Subject Re: [Firebird-Java] Non-numeric primary key
Author Roman Rokytskyy
> I am toying (at this initial stage) between numeric primary keys and
> string based primary keys.

> The latter because I could used a uuid generator within my EJB
> ( to get a (almost) unique
> key (in both space and time).

> However, after a lot of "google" searches I have yet to understand
> conclusively whether a numeric PK would be more "efficient" to index
> as opposed to a varchar(36) key (particularly when the DB has
> between 100,000 to a millon records to sift through).

This is more Firebird support question than Java one. I have limited
knowledge of the Firebird implementation, but I will try to give you an
answer. For more details you can ask in Firebird-Support group.

The index in Firebird is organized as a tree and index nodex contain packed
keys. For example if you have a key "1111" and "1112" in theory the entry
for the second key will contain a number of matching characters and the
difference, e.g. something like 3:"2". When the search is performed, the
index pages are, so to say, decoded during search.

If your GUID generation algorithm produces something close to the white
noise, the index compression algorithm will not work. This means that more
pages must be read from the disk, therefore the performance is lower. Also
cosider that the smaller key is, the more data fits on the index page, the
less disk reads are needed.

From my limited point of view numeric key will be faster both during inserts
and during search. But ask in Firebird-Support, I know that there was/is
some work done in this area.

> I would appreciate your thoughts on this matter (and also if the
> argument would apply to most RDBMS's).

Personally I have created an entity bean that manages groups of key. Then I
have a utility class that "orders" a set of keys from the bean (usually a
block of 100 keys) and gives them back to the application when needed. When
the block becomes empty, a new one is obtained from the database. See the
implementation details in the "EJB Design Patterns" book from (it is available for download there).

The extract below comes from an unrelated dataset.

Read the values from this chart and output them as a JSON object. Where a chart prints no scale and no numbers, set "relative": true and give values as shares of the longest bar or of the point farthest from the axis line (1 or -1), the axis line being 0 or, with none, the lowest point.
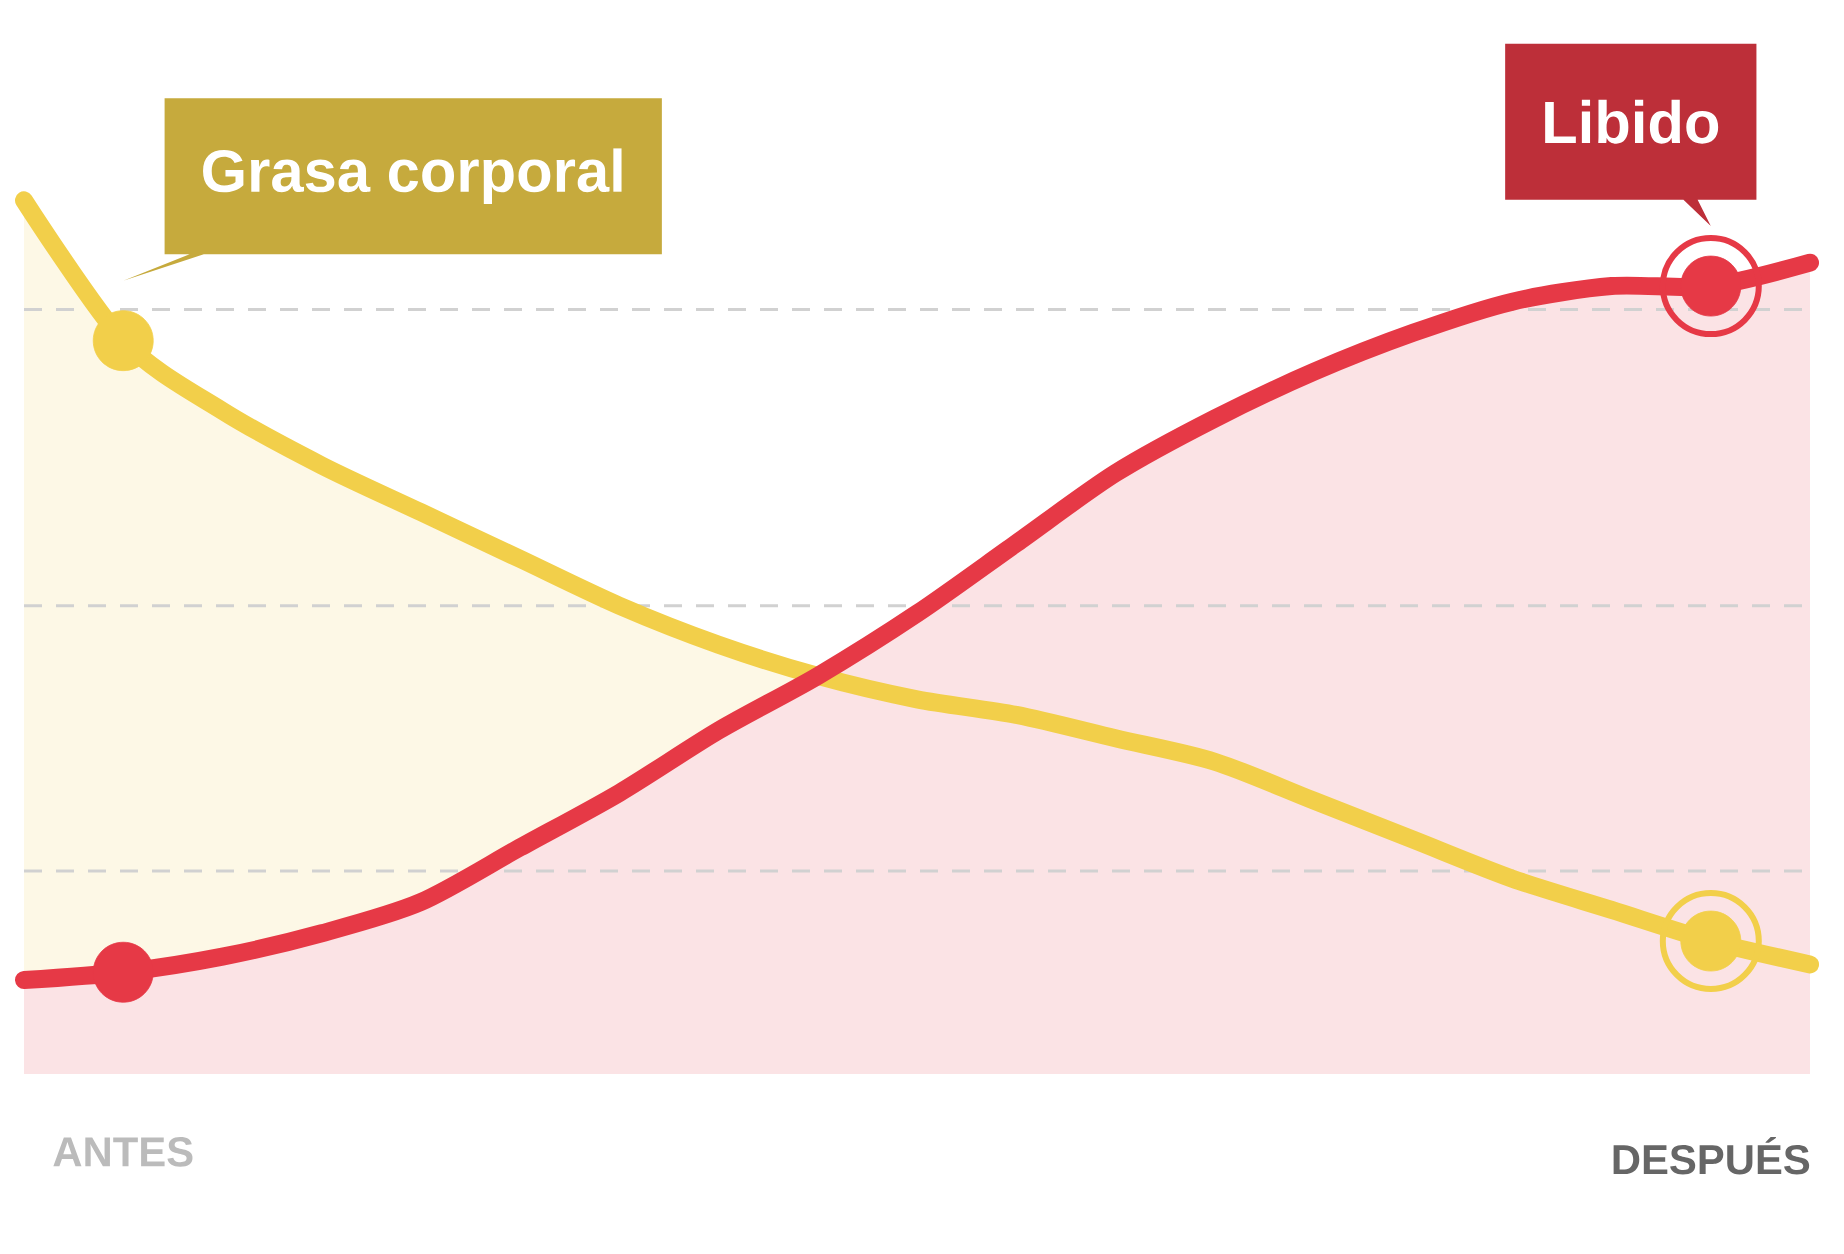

If you still prefer to go with the string key, consider using MD5 digest.
It's only 128-bit wide and so far no key collisions between the digests of
the different strings were found. So generate your 36-char UID and compute
the MD5 digest. This is a big CPU intensive during insert, but you might
save more during selects. But check in the prototype, maybe the index key
compression of the 36-char UIDs will work better than MD5 "white-noise".